The Indian government has said that individuals based in Pakistan were responsible for a string of co-ordinated attacks on Mumbai, India’s financial capital, which left at least 171 people dead.

Lakhvi was arrested during a raid on Sunday in Pakistani Kashmir, Yousuf Raza Gilani, Pakistan’s prime minister, said on Wednesday.

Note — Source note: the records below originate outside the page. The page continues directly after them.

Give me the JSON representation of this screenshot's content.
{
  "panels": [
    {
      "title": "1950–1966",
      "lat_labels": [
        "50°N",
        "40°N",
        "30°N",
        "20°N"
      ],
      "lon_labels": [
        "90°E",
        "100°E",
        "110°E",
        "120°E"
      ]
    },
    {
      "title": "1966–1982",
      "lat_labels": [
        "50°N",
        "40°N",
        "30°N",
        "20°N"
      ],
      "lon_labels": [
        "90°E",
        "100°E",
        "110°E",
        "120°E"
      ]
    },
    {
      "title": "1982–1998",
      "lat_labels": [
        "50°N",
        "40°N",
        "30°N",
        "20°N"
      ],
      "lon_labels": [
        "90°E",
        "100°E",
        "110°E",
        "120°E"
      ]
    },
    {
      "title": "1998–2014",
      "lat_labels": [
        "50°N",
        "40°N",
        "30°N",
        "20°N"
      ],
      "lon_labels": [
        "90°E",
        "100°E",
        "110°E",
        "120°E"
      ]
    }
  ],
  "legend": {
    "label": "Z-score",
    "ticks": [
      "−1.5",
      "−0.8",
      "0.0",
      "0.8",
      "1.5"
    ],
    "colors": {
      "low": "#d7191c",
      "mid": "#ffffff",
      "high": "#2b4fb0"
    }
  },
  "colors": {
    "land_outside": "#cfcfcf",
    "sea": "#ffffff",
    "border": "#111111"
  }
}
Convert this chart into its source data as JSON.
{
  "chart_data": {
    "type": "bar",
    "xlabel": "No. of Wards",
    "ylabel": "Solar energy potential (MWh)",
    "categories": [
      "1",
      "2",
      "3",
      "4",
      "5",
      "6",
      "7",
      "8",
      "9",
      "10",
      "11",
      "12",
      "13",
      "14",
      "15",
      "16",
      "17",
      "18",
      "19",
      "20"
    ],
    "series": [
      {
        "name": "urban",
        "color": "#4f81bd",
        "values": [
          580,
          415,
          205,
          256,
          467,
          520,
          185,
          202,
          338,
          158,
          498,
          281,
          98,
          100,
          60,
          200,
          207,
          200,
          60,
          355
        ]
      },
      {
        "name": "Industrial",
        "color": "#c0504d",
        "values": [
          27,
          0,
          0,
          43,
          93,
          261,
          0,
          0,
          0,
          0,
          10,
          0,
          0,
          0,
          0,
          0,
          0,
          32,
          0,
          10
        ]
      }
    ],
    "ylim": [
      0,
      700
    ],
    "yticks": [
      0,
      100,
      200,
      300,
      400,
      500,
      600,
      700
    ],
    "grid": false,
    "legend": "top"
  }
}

Pakistani authorities have also held Zarrar Shah, an alleged Lashkar leader.

But Pakistani officials say that India is not supplying evidence from its investigation of the Mumbai attack, highlighting the tense relationship between the two nuclear-armed countries.

Jamaat-ud-Dawa, which emerged in 2002 after Pakistan's government banned Lashkar, runs a chain of medical clinics and schools.

Saeed, the Jamaat-ud-Dawa chief, said on Wednesday that his group has no link to Lashkar.

"No Lashkar-e-Taiba man is in Jamaat-ud-Dawa and I have never been a chief of Lashkar-e-Taiba," he told Pakistan's Geo television.

India's most wanted

Lashkar is believed to have been created with the assistance of Pakistan's military and intelligence services as a proxy force in Indian-administered Kashmir.

The UN sanctions panel also referred to a several other organisations as aliases for the al-Rashid and al-Akhtar trusts, which have raised funds for Lashkar.

India's foreign minister told parliament on Thurday that India wants Pakistan to hand over 40 people that it believes are behind violent attacks and other crimes.

Speaking during a debate on the Mumbai attacks, Pranab Mukherjee said: "We have given them lists of 40 persons, not one, not 20 - lists of 40 persons - and we have also pointed out that their denial is not going to resolve the issue."